I've been doing this for a lot less time than you guys, but even I have noticed this stuff on the increase. I have had a student say "I studied so I should have gotten an A." Another threatened to report me to the Dean because a test was "unfair" (a.k.a. "difficult"). That threat would have gone nowhere with the Dean but it still illustrates the attitude of students who have an unhealthy outlook on working for results.
Depending on how long you'll still be around, you could possibly wait for this generational effect to fizzle out. The current generation of students have been protected from every possible challenge by their parents, because challenges hurt their feelings. For the 100+ students in my big telecom regulation class, not a single one of them has to pay their own phone bill. And I bet few of them have to pay their own rent either. Parents protect them from the horrors of actually earning money and paying for stuff that you can afford.
And thanks to modern technology, their method of resolving conflicts is to yell about it online where there are no repercussions, and then you can say the problem is solved when you get some Likes on your post. You can see this in the current "safe space" controversy at certain campuses. But I believe that this is a generational process that will shift... EVENTUALLY.
I have a friend who recently retired from about 30 years of teaching in Arts & Architecture at PSU. He says that at a public university like ours, the top 20% of students are equal to the best that you will see at the top universities. Focusing on them can help you experience the rewards of teaching, though we do have the disadvantage of needing to manage mediocrity.
It's not much better in the UK - but I do insist that students switch off their phones in lectures and classes. That said, they can browse Facebook etc. on their tablets/laptops so not much better.
I have yet to solve the problem that they won't take handwritten notes (and nor do I so I feel little moral case to insist).
But Rob, you are an excellent lecturer and teacher - I should know, you've been teaching me at TPRC for nigh on twenty years!
Andy -- grades are the results in Universities.
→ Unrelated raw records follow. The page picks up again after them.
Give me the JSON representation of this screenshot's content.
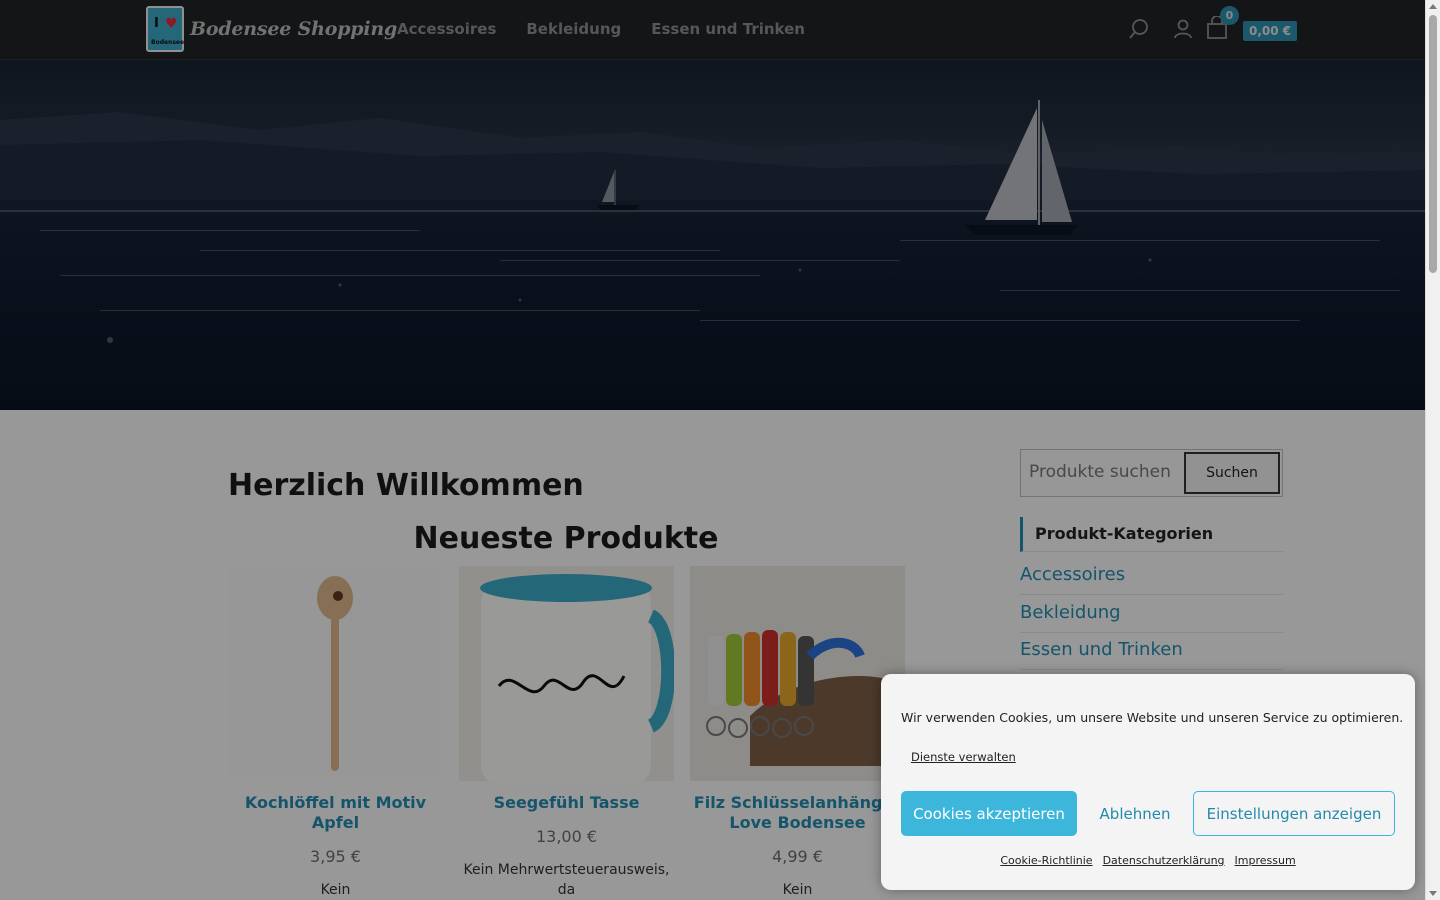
{
  "header": {
    "logo_text": "Bodensee Shopping",
    "logo_badge": "I",
    "logo_sub": "Bodensee",
    "nav": [
      "Accessoires",
      "Bekleidung",
      "Essen und Trinken"
    ],
    "cart_count": "0",
    "cart_total": "0,00 €"
  },
  "main": {
    "welcome": "Herzlich Willkommen",
    "section_title": "Neueste Produkte",
    "products": [
      {
        "name": "Kochlöffel mit Motiv Apfel",
        "price": "3,95 €",
        "note": "Kein"
      },
      {
        "name": "Seegefühl Tasse",
        "price": "13,00 €",
        "note": "Kein Mehrwertsteuerausweis, da"
      },
      {
        "name": "Filz Schlüsselanhänger Love Bodensee",
        "price": "4,99 €",
        "note": "Kein"
      }
    ]
  },
  "sidebar": {
    "search_placeholder": "Produkte suchen",
    "search_button": "Suchen",
    "categories_title": "Produkt-Kategorien",
    "categories": [
      "Accessoires",
      "Bekleidung",
      "Essen und Trinken"
    ]
  },
  "cookie": {
    "message": "Wir verwenden Cookies, um unsere Website und unseren Service zu optimieren.",
    "manage": "Dienste verwalten",
    "accept": "Cookies akzeptieren",
    "deny": "Ablehnen",
    "settings": "Einstellungen anzeigen",
    "links": [
      "Cookie-Richtlinie",
      "Datenschutzerklärung",
      "Impressum"
    ]
  },
  "colors": {
    "accent": "#2389ad",
    "accept_button": "#3db6dc",
    "header_bg": "#1f2324"
  }
}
Grades are a signal that distinguish otherwise indistinguishable degree recipients for an employer.
Ben -- this generation of students will be burdened with the debt of college their entire lives if we do not change something. Massive administrative overhead and spiraling athletic salaries give the students a sense of entitlement. They are paying through the nose. Coddled? Entitled? What about the men in college pre-1970 when they were protected from the voices and competition of women, men of color, and religion was subject to quotes.
Rob - on taking notes. I could not agree more. I loath power point as a primary teaching medium. To the extent that it allows more content, yes it is great. I have that complaint every single class, Use power point! Give us your slides!". I ask them if they think their boss will use power point when assigning them a task. When have they ever seen power point in a real world situation?